OpenCL 128bit multiplication result

I need to multipltcate two unsigned 64 bit integers (unsigned long) inside an OpenCL-kernel, the result an 128 bit integer (unsigned long long).

Newer versions of openCL seem to support this type.

unsigned long m1, m2;
.
.
unsigned long long result = m1 * (unsigned long long)m2;

This code works, but is quite slow. This is essentially multiplying 64 bit with 128 bit. I only need 64 bit with 64 bit.

Is there a way to set the result type of a multiplication, without converting one multiplicand to 128 bit?

Solution

A decent compiler should notice your 64->128bit upcast and not produce any machine code for the zeroed high source bits.

However, GPUs tend to be quite slow at large integer multiplication. For example, according to the latest information I'm aware of, AMD's GCN GPUs are 5 times faster at multiplying floats than 32*32bit integers.
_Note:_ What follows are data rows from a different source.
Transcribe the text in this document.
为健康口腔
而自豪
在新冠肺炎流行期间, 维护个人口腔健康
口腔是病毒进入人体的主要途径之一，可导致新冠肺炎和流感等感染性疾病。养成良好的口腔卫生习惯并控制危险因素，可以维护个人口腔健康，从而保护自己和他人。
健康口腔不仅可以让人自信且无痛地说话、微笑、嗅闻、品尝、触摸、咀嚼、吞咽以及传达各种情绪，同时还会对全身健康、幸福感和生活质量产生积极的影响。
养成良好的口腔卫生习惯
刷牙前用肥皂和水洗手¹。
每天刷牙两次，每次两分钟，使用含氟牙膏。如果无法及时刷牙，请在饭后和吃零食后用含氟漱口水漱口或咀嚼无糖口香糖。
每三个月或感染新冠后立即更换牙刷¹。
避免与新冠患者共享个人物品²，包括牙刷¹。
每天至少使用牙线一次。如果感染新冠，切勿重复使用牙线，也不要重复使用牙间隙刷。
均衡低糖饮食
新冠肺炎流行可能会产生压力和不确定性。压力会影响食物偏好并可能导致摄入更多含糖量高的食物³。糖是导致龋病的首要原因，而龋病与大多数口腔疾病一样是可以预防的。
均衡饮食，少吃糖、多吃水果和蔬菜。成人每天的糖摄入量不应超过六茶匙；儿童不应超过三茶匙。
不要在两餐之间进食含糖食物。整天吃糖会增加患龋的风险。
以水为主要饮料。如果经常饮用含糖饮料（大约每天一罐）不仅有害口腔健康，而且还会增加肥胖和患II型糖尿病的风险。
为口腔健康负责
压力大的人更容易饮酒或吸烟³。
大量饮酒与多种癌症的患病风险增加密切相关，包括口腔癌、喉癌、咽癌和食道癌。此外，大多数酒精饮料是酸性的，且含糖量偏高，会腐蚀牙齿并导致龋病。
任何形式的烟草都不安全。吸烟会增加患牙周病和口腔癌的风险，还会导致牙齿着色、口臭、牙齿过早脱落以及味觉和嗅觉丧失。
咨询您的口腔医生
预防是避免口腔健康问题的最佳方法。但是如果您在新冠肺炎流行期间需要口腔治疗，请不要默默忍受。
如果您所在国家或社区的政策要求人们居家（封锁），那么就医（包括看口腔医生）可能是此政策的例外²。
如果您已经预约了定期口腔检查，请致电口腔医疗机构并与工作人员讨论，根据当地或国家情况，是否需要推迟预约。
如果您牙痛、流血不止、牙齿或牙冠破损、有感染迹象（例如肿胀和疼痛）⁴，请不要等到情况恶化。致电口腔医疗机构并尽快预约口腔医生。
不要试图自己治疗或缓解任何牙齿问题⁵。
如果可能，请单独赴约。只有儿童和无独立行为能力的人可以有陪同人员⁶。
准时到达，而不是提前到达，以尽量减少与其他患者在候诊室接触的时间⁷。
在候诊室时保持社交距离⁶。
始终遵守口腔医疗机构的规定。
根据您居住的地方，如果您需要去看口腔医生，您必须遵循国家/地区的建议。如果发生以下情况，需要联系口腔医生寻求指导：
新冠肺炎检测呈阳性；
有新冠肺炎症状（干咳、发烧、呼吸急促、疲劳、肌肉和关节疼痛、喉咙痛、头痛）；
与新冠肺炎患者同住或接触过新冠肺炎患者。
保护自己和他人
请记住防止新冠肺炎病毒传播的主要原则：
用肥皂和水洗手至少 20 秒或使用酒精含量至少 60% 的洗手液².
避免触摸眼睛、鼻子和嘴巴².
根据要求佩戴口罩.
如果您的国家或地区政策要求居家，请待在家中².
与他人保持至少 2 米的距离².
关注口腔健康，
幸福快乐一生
I suspect that's with only a 32-bit (low) result though, as getting the high 32 bits is a separate instruction, so it's presumably even slower for the full 64-bit result.

Most GPUs these days are much faster at working with 24-bit integers. (5 times as fast in the case of the aforementioned AMD GPUs.) I wonder if you might be able to decompose your 64-bit integers into 3 24-bit words (or even 2 if your values will fit in 48 bits) and implement the long multiplication by hand. (Possibly via Karatsuba's or similar algorithms; not sure which will work best as mul, add, and mad tend to be equally fast as each other on GPUs.) Getting at the high 16 bits of each 24x24 bit multiplication will be the hard part though, as OpenCL doesn't appear to give you access to that via a dedicated function, unlike the low 32 bits via mul24. If you're targeting one or more specific OpenCL implementation(s), it might be possible to hand-write assembly language for the GPU(s) you're targeting though.